ERISA is the federal Employee Retirement Income Security Act of 1974, 29 U. S. C. s.1001 *et seq*. It comprehensively regulates the administration of employee pension and welfare plans which provide employee “medical, surgical, or hospital care or benefits, or benefits in the event of sickness, accident disability [or] death.” It does not regulate the substantive content of such plans.
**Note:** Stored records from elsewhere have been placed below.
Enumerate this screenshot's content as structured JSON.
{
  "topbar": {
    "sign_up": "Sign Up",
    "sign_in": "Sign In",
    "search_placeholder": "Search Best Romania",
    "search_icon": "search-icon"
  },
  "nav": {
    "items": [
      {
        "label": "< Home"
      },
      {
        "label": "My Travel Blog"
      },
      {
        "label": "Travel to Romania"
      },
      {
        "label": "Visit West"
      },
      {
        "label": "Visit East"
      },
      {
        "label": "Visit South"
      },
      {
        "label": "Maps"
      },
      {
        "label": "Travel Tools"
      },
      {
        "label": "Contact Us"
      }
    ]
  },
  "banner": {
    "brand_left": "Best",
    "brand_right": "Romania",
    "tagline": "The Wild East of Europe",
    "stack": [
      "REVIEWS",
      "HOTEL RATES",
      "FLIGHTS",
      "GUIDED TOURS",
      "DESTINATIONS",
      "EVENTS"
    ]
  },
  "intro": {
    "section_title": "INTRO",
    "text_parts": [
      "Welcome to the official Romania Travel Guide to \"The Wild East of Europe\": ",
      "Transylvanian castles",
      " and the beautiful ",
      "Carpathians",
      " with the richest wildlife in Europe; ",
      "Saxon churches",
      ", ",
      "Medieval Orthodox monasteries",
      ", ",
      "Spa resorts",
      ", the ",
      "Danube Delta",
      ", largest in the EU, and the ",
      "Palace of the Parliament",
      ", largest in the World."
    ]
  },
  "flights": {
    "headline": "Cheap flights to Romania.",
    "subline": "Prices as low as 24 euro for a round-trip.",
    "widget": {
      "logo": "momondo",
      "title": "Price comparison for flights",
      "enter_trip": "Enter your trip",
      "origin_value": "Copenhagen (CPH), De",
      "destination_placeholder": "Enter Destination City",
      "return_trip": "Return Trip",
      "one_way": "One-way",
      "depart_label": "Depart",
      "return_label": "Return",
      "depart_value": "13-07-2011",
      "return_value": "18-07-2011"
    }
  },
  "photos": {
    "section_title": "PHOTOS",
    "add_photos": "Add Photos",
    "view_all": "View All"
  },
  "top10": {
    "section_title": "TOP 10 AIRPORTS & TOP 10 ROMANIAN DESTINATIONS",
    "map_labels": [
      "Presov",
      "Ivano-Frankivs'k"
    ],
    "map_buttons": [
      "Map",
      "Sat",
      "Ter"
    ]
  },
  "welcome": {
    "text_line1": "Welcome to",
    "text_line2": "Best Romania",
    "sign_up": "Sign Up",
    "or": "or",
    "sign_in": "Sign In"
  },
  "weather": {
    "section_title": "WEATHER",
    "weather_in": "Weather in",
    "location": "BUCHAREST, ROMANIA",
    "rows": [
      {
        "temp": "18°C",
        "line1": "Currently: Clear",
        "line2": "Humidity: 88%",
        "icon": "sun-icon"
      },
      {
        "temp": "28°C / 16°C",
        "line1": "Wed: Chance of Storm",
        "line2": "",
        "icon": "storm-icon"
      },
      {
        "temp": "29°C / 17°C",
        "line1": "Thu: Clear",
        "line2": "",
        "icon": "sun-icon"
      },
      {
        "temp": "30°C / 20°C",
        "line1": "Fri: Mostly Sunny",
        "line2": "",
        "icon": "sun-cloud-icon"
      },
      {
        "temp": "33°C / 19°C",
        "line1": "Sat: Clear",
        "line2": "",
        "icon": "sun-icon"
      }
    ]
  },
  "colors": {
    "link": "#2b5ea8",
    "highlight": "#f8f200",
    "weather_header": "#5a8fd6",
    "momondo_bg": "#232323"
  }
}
It does, however, contain a broad pre-emption provision declaring that the statute shall “supersede any and all State laws insofar as they may now or hereafter relate to any employee benefit plan”. s.514(a) On the other hand, it contains an “insurance savings clause”at s 514 (b)(2)(A) which, with one exception, provides that nothing in ERISA “shall be construed to exempt or relieve any person from any law of any State which regulates insurance, banking , or securities.” The one exception to the insurance savings clause is if the employer self insures.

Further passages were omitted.